Data protection impact assessment should consider the potential for harm which can be physical, material and non-material. When evaluating the risk both the likelihood and the severity of any impact need to be taken into consideration.
A DPIA may cover more than one operation where they are similar and a DPIA may take several months of to properly conduct with some projects. It should not be viewed as a single point in time exercise but one that needs to be regularly reviewed.
A group of Data Controllers can also conduct joint DPIAs as with some research which involves several Universities.
In short, before you begin processing that is ‘likely to result in a high risk’. You will not know the risk at the outset but certain criteria will indicate that there is a potential for a serious impact on individuals.
Under GDPR Policy Template we must do a DPIA under the following circumstances where we plan to:
use systematic and extensive profiling with significant effects;
process special category or criminal offence data on a large scale; or
systematically monitor publicly accessible places on a large scale.
The ICO also requires us to do a DPIA if we plan to:
use innovative technology (in combination with any of the criteria from the European guidelines);
use profiling or special category data to decide on access to services;
profile individuals on a large scale;
process biometric data (in combination with any of the criteria from the European guidelines);
process genetic data (in combination with any of the criteria from the EU Representative guidelines);
match data or combine datasets from different sources;
collect personal data from a source other than the individual without providing them with a privacy notice (‘invisible processing’);
track individuals’ location or behaviour;
profile children or target marketing or online services at them; or
process data that might endanger the individual’s physical health or safety in the event of a security breach.

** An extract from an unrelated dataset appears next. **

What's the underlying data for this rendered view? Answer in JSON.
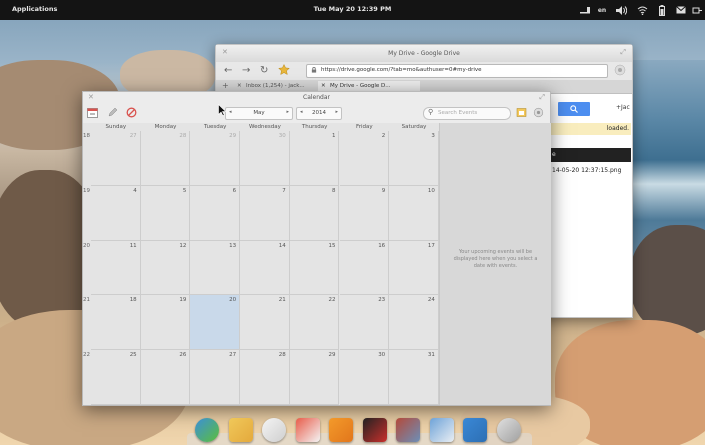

DPIAs should be considered at the very start of a Data subject request management project during the planning and development phase and before processing commences. This would usually be by the individual leading the project or someone who has overall responsibility for it. Information Assurance Services (IAS) will assist in completing a DPIA and should be contacted at an early stage.
A DPIA involves a number of stages. Initially a screening questionnaire is completed through the OneTrust software to determine is a full DPIA is required.
If a DPIA is required, then a full questionnaire will need to be completed in OneTrust. This will be used in conjunction with other evaluations e.g. ITS Cloud evaluation. In the case of research using patient data, other governance documentation will also need to be considered.
The principles are the foundation on which data protection law is built. They are set out at the start of the legislation, and inform everything that follows. Complying with the principles is fundamental for good data protection Policy Template practice.
Importantly, Article 83(5)(a) states that infringements of the basic principles for processing personal data are subject to the highest tier of administrative fines. These can be up to 20 million euros or 4% of total worldwide annual turnover, whichever is higher.